We printed 180,000 copies of our guide and prioritized distribution in the communities that have been most directly affected by the court system. We sent 3,000 copies to eligible voters in the Cook County Jail and partnered with more than 80 community organizations, churches, and local businesses to distribute copies throughout Cook County. We hosted a distribution party and handed out guides on sidewalks in 22 Chicago neighborhoods. And we partnered with several local media organizations and included our guide as an insert in 11 community papers.
We shared our guide at community events, sent postcards about our guide to Cook County residents, took over Block Club Chicago’s morning newsletter, hosted a Reddit Ask Me Anything, and partnered with WBEZ’s “Curious City” to create a podcast and host a judicial elections office hour.

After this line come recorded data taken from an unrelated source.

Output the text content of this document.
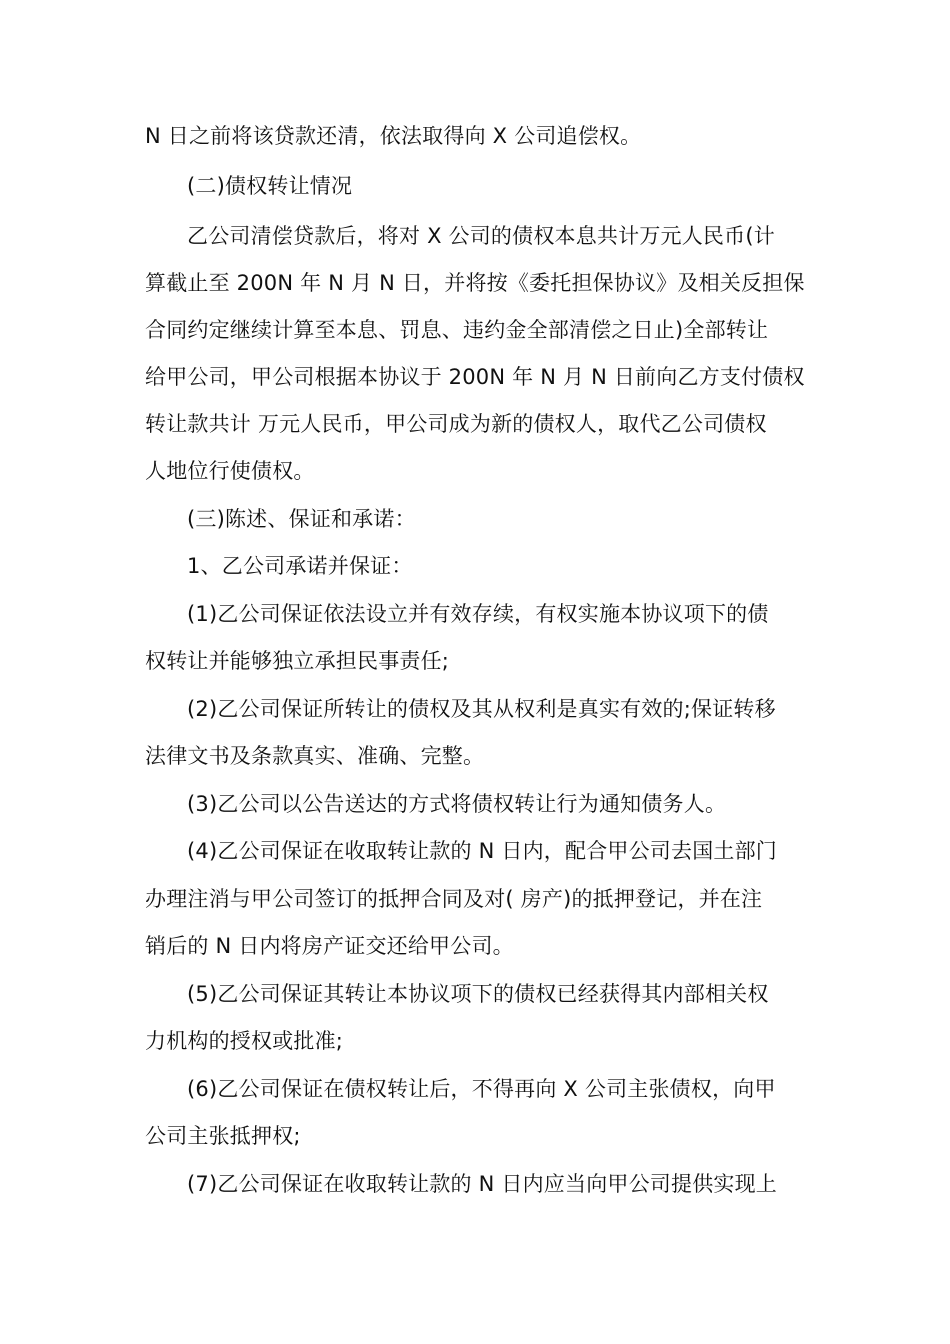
N 日之前将该贷款还清，依法取得向 X 公司追偿权。
(二)债权转让情况
乙公司清偿贷款后，将对 X 公司的债权本息共计万元人民币(计
算截止至 200N 年 N 月 N 日，并将按《委托担保协议》及相关反担保
合同约定继续计算至本息、罚息、违约金全部清偿之日止)全部转让
给甲公司，甲公司根据本协议于 200N 年 N 月 N 日前向乙方支付债权
转让款共计 万元人民币，甲公司成为新的债权人，取代乙公司债权
人地位行使债权。
(三)陈述、保证和承诺：
1、乙公司承诺并保证：
(1)乙公司保证依法设立并有效存续，有权实施本协议项下的债
权转让并能够独立承担民事责任;
(2)乙公司保证所转让的债权及其从权利是真实有效的;保证转移
法律文书及条款真实、准确、完整。
(3)乙公司以公告送达的方式将债权转让行为通知债务人。
(4)乙公司保证在收取转让款的 N 日内，配合甲公司去国土部门
办理注消与甲公司签订的抵押合同及对( 房产)的抵押登记，并在注
销后的 N 日内将房产证交还给甲公司。
(5)乙公司保证其转让本协议项下的债权已经获得其内部相关权
力机构的授权或批准;
(6)乙公司保证在债权转让后，不得再向 X 公司主张债权，向甲
公司主张抵押权;
(7)乙公司保证在收取转让款的 N 日内应当向甲公司提供实现上
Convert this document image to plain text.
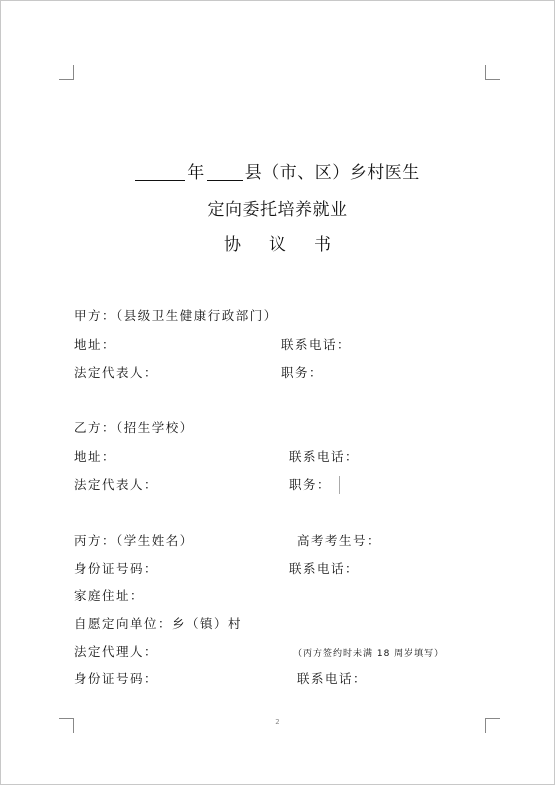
年 县（市、区）乡村医生
定向委托培养就业
协 议 书
甲方：（县级卫生健康行政部门）
地址：	联系电话：
法定代表人：	职务：
乙方：（招生学校）
地址：	联系电话：
法定代表人：	职务：
丙方：（学生姓名）	高考考生号：
身份证号码：	联系电话：
家庭住址：
自愿定向单位：乡（镇）村
法定代理人：	（丙方签约时未满 18 周岁填写）
身份证号码：	联系电话：
2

Our reporters were guests on several local news shows to promote the guide, including “City Cast Chicago,” CAN-TV, The Daily Line, and WBEZ’s “Reset.”
This election, we reached at least 300,000 people in Cook County with our digital and print judicial election guides. That’s nearly half of the total number of voters who cast ballots in Cook County in the primary election. Our print guides were distributed in all of Chicago’s 77 neighborhoods and in more than half of the county’s suburbs. And a larger percentage of people participated in these races than in previous years. (Note: In the last two retention elections that we produced a guide, voters elected not to retain a sitting judge - something that hadn’t happened since 1990.)
Our community has told us that we've had an impact. Below are a few comments from readers who chose to support our work with a donation:
“This was the most helpful tool I’ve used. At a critical junction for our democracy you made voting for judges — arguably one of the most important parts of the ballot — easy and not intimidating. Thanks.”
“I used your guide, spending about 45 minutes with it, then sent my marked results to at least five other people – who may have used them. Most of the choices were obvious, although not all. It is difficult to know who to vote for in many races and the judges are the hardest. I appreciate your work.”
“Your website helped me make sense of an utterly confusing ballot. Your UI and depth of information are so intuitive and relevant, respectively, that I had to stop filling out my ballot to donate. Keep up the great work and thank you so much."
Our continued work on judicial elections is supported by several foundations, donors, and corporate sponsors. In 2022, we’ve received more than $120,000 of support specifically for our judicial election guide and #CheckYourJudges engagement campaign. Much of our support comes from readers who use our guide.